Home > Projets > Hôtellerie et Récréation > Logement > Cabines et Loges > Loge Sandibe Okavango Safari / Nicholas Plewman Architects in collaboration with Michaelis Boyd Architects

Loge Sandibe Okavango Safari / Nicholas Plewman Architects in collaboration with Michaelis Boyd Architects

Okavango Delta
Date: 2014
Area: 5384 m²
Architect: Nicholas Plewman Architects
Interior Designer: Fox Browne Creative
Landscape Designer: Mr. Gordon W Kershaw
Client: &Beyond
Photographs: Dook

Project Team: Nick Plewman, Duran Bezuidenhout, Alex Michaelis, Karolina Szarmach.
Collaborators: Michaelis Boyd Architects (London, UK)
Contractor: Lodge Builders Botswana
Engineer: De Villiers Sheard Consulting Engineers

Loge Sandibe Okavango Safari – Description de Nicholas Plewman Architects.

Cet hôtel de luxe de 24 lits est situé au cœur du delta de l’Okavango, au Botswana.

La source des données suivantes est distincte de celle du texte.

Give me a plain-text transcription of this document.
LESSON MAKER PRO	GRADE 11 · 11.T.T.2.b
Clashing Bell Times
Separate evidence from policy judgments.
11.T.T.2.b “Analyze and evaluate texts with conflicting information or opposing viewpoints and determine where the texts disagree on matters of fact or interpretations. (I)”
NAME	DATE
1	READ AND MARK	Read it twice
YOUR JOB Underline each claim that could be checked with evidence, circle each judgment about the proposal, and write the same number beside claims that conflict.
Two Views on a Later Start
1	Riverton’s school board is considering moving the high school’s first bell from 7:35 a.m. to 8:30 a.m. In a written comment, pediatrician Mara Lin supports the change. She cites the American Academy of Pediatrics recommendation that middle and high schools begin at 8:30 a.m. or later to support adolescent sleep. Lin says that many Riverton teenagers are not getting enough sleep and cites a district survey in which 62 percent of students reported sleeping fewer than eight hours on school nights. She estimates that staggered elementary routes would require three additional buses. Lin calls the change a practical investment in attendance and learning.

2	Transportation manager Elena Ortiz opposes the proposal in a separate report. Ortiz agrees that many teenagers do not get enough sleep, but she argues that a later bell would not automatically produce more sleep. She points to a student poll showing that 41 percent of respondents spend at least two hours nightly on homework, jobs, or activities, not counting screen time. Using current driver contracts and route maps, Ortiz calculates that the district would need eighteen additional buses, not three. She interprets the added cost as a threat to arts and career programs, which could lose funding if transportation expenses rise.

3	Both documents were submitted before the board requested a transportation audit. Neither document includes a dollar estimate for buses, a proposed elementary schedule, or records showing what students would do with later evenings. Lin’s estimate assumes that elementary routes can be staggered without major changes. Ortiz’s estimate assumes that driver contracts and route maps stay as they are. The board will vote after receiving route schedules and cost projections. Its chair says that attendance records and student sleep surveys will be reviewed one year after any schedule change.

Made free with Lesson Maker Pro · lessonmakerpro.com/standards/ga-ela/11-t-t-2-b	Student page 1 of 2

Le delta de l’Okavango est considéré comme l’une des sept merveilles naturelles du continent africain.  Depuis que le lodge original a été construit il y a dix-sept ans, il a été déclaré site du patrimoine mondial et, par conséquent, une série de restrictions tout à fait appropriées, mais redoutables, ont été imposées à la construction.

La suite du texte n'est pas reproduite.